D’altra parte, il conto per le imprese è pesante e lo stesso Pnrr non dà più quelle garanzie di crescita per le quali era stato salutato da entusiasmi travolgenti: “i dati dimostrano che il Pnrr da solo, concepito in altri tempi, non è in grado di generare effetti di crescita tali da contrastare adeguatamente l’enorme colpo apportato dagli avvenimenti in corso”, denuncia ancora Bonomi che torna così a chiedere una sua revisione. “Da quando è stato concepito ad oggi i prezzi si sono rialzati di 15 volte, una cosa inimmaginabile”, dice ribadendo la necessità “di varare le riforme richieste dal Piano di resistenza e resilienza” ma ricalibrandone gli investimenti. “Abbiamo bisogno di un periodo di riformismo competitivo, cioè di fare quelle riforme che da trent’anni il paese aspetta, che lo rendano competitivo, e che non si sono mai fatte. Su quelle ovviamente bisogna andare avanti mentre sul resto io faccio fatica a capire se, permettetemi la battuta, oggi sono più importanti 52 km di piste ciclabili o forse realizzare quegli impianti di rigassificazione di cui abbiamo bisogno e che possono portare sollievo alle bollette energetiche di imprese e famiglie. Perché sennò il rischio è che faremo le 52 piste ciclabili e ci andremo tutti perché non avremo altro”, ironizza. Sul fronte energetico infatti Confindustria non demorde; il prezzo del gas è troppo alto se, come prevedono gli economisti di viale dell’Astronomia, l’impatto del caro bolletta e quello della guerra potrebbe portare “nei prossimi 3 mesi il 50% di aziende a rallentare o sospendere le produzioni”. Il nostro Paese, d’altra parte, insiste Bonomi, ha commesso “errori molto più gravi di altri nel suo mix energetico”, dice sollecitando “una risposta rapida e strutturale: un tetto al prezzo del gas”. Non “un calmiere” stabilito discrezionalmente dalla politica perché “non siamo dirigisti” ma una misura basata sulla “precisa ricognizione dei prezzi applicati ai contratti vigenti per gli importatori”. E invece il governo ha optato per un taglio temporaneo delle accise. Una misura che non piace a Bonomi: “fa solo pensare che il Mef non intenda rinunciare strutturalmente a nulla di un prelievo così inaccettabilmente elevato”, commenta tornando a sollecitare sempre sotto li profilo dei costi “un’operazione trasparenza”.

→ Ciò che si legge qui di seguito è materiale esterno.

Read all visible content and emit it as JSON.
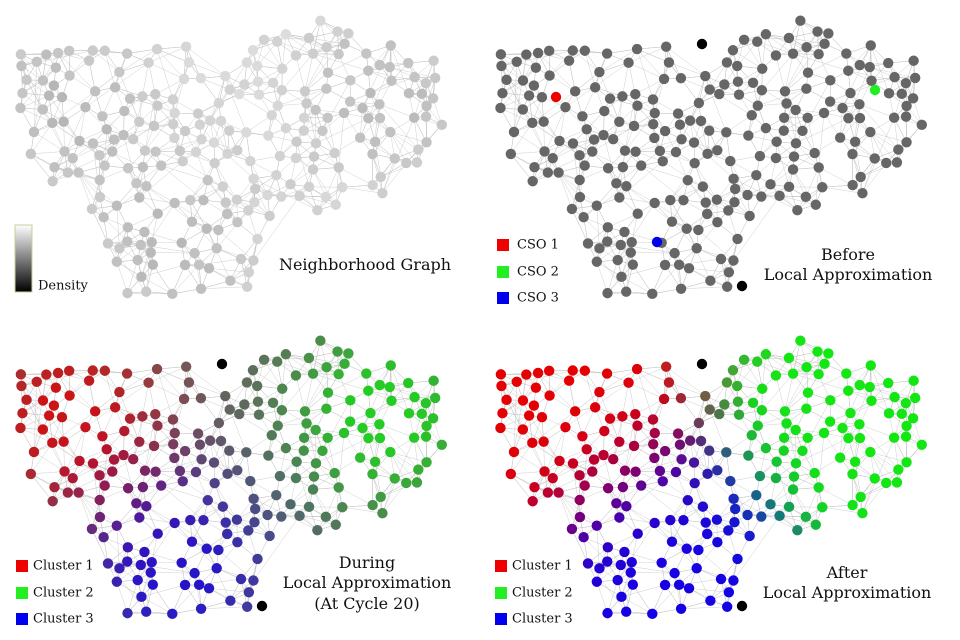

I numeri elaborati da Csc d’altra parte disegnano una incidenza dei costi dell’energia sul totale dei costi di produzione in aumento del 77% per il totale dell’economia italiana, passando dal 4,6% nel periodo pre-pandemico (media 2018-19) all’8,2% nel 2022. Un impatto che in euro si tradurrebbe in una crescita della bolletta energetica italiana di 5,7 miliardi su base mensile, ovvero in un maggior onere appunto di 68 miliardi su base annua. A farne duramente le spese soprattutto il settore della metallurgia, dove l’incidenza potrebbe sfiorare il 23% alla fine del 2022, seguito dalle produzioni legate ai minerali non metalliferi (prodotti refrattari, cemento, calcestruzzo, gesso, vetro, ceramiche), dove l’incidenza dei costi energetici potrebbe arrivare al 16%, dalle lavorazioni del legno (10%), dalla gomma-plastica (9%) e dalla produzione di carta (8%). E da una indagine effettuata da Confindustria la strada quasi obbligata che si presenterebbe alle imprese per uscire da questa situazione di empasse sembrerebbe quella di un ritocco all’insù dei prezzi finali alla vendita. Lo dice quasi il 90% delle 1980 aziende intervistate. Tra le altre possibili azioni alternative a compensazione , la ricerca di nuovi mercati di approvvigionamento (53%) e di nuovi mercati alternativi di destinazione (26%), finanziamenti agevolati (26%), e la rimodulazione dei turni di lavoro (22%).